The operational signal is: Anthropic decided that computer-use capability is now core to the model platform, not peripheral to it. That decision precedes the acquisition — the acquisition is the instrument of the decision, not the decision itself. A company builds a computer-use API, watches a third-party ecosystem emerge to fill the gaps in that API, then acquires the most capable filler. The sequence reveals the intent. The intent is vertical integration.

This matters for the talent frame because it tells you something about what gets absorbed. Vercept's engineers aren't being hired to work on something different.
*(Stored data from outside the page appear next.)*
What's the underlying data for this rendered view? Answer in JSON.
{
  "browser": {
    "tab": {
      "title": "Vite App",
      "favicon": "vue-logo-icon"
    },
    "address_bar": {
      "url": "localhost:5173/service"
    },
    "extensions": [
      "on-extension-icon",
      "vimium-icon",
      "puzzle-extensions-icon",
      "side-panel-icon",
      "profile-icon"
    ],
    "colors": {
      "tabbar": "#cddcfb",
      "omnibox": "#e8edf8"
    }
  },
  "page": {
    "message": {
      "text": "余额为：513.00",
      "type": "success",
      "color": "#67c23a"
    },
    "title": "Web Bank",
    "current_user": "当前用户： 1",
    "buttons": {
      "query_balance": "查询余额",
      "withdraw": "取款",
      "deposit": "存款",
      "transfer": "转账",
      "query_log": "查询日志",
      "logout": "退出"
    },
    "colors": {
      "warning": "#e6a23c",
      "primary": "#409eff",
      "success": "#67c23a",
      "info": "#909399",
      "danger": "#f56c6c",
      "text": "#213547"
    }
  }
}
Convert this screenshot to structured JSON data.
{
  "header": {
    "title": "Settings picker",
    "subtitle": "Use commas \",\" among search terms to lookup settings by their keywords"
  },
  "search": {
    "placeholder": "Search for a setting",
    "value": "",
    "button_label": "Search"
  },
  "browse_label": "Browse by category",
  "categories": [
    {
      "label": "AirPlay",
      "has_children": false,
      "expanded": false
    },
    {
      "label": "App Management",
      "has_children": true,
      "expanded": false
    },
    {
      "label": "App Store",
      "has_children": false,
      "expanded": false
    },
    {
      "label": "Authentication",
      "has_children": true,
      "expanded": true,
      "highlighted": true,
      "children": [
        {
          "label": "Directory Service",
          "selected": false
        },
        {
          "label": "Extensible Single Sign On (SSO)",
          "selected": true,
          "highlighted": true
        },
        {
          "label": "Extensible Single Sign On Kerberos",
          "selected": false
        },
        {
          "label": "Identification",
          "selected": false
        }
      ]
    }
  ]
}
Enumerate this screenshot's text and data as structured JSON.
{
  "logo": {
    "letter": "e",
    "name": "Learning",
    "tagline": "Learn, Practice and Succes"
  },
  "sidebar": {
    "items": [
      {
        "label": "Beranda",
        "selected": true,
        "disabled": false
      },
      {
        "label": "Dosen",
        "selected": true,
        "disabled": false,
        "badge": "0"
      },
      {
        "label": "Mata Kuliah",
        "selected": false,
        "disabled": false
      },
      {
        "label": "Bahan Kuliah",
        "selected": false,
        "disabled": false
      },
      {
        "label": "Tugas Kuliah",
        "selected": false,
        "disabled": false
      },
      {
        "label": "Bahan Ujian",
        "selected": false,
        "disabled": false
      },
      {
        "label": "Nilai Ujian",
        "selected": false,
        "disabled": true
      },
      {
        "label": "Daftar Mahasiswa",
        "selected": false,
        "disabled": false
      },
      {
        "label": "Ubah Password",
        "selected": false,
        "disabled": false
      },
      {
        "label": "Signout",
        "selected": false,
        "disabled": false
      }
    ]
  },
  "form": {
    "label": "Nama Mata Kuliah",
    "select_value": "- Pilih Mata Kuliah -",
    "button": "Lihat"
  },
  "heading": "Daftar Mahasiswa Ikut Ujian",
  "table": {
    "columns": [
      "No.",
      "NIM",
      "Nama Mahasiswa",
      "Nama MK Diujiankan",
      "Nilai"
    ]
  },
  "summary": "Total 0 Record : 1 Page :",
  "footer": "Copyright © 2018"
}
They're being hired to collapse the distance between the computer-use capability Anthropic already has and the production-ready workflow tool that Vercept had built on top of it. The product is becoming the platform feature. That's not acqui-hire. That's absorption.

What Small Teams Should Actually Do With This

I've been writing about AI stack auditing as a four-axis problem. The Vercept acquisition adds urgency to the first axis: commoditisation risk. The question isn't "is this tool good?" — it's "is this tool solving a problem that the foundation model provider has a structural incentive to solve natively?"

For computer use specifically, the answer is now clearly yes, and the evidence isn't speculative. The absorption has begun.

This doesn't mean abandoning every tool in the blast radius immediately. Some vertical computer-use tools will survive on the strength of their domain integrations, their compliance posture, or their operational reliability in specific environments. A tool that has spent two years building reliable integrations with the specific ERP your team runs is not the same as a generic computer-use wrapper. The question is whether the value is in the act of computer use — which is being absorbed — or in the domain-specific logic built around it, which isn't.

The practical audit looks like this: for each AI tool your team is running, identify what problem it's actually solving. Then ask whether that problem is generic enough that a foundation model provider would benefit from solving it natively. If the answer is yes, give the tool a shorter planning horizon and start identifying what the foundation-native alternative looks like. Not because you need to migrate tomorrow, but because "we didn't see it coming" is an operational failure, not a surprise.

The harder version of this question: if you're building something in this space, what does your value proposition look like after Anthropic ships computer use as a native, well-documented, production-ready model capability? If the honest answer is "we become a template library and a support contract," you're looking at a business model, not a moat.

The Flashlight Was Always Going to Be Built In

What I find genuinely interesting about the Vercept acquisition — as opposed to merely strategically concerning — is what it reveals about the pace of capability maturation in AI. The flashlight took years to get absorbed because the capability itself was simple. Computer use is not simple. The fact that it's being absorbed at the foundation layer already, while it's still an active area of research, suggests that the window between "third parties solve the last-mile problem" and "foundation provider absorbs the last-mile solution" is shrinking to something that can't support a normal venture investment timeline.

That's a structural change in how this technology layer works, not a one-off event. Ben Evans' framing of how foundation model providers compete suggests we're watching a platform dynamic that has precedents but not exact analogues — the cycle time is too fast, the capability surface is too broad, and the absorbing entities have both the model and the distribution.

The flashlight was always going to be built in. The question for teams operating in this environment is which flashlights they're currently paying for — and whether they've noticed that the platform already knows how to turn the torch on.


Vercept's acquisition is the clearest signal I've read this year that the AI capability stack is consolidating faster than most tool roadmaps account for. If you're running an audit of your team's AI tools through a commoditisation lens, I'd start with any tool whose primary value is acting on your behalf inside other applications. That category just moved categories.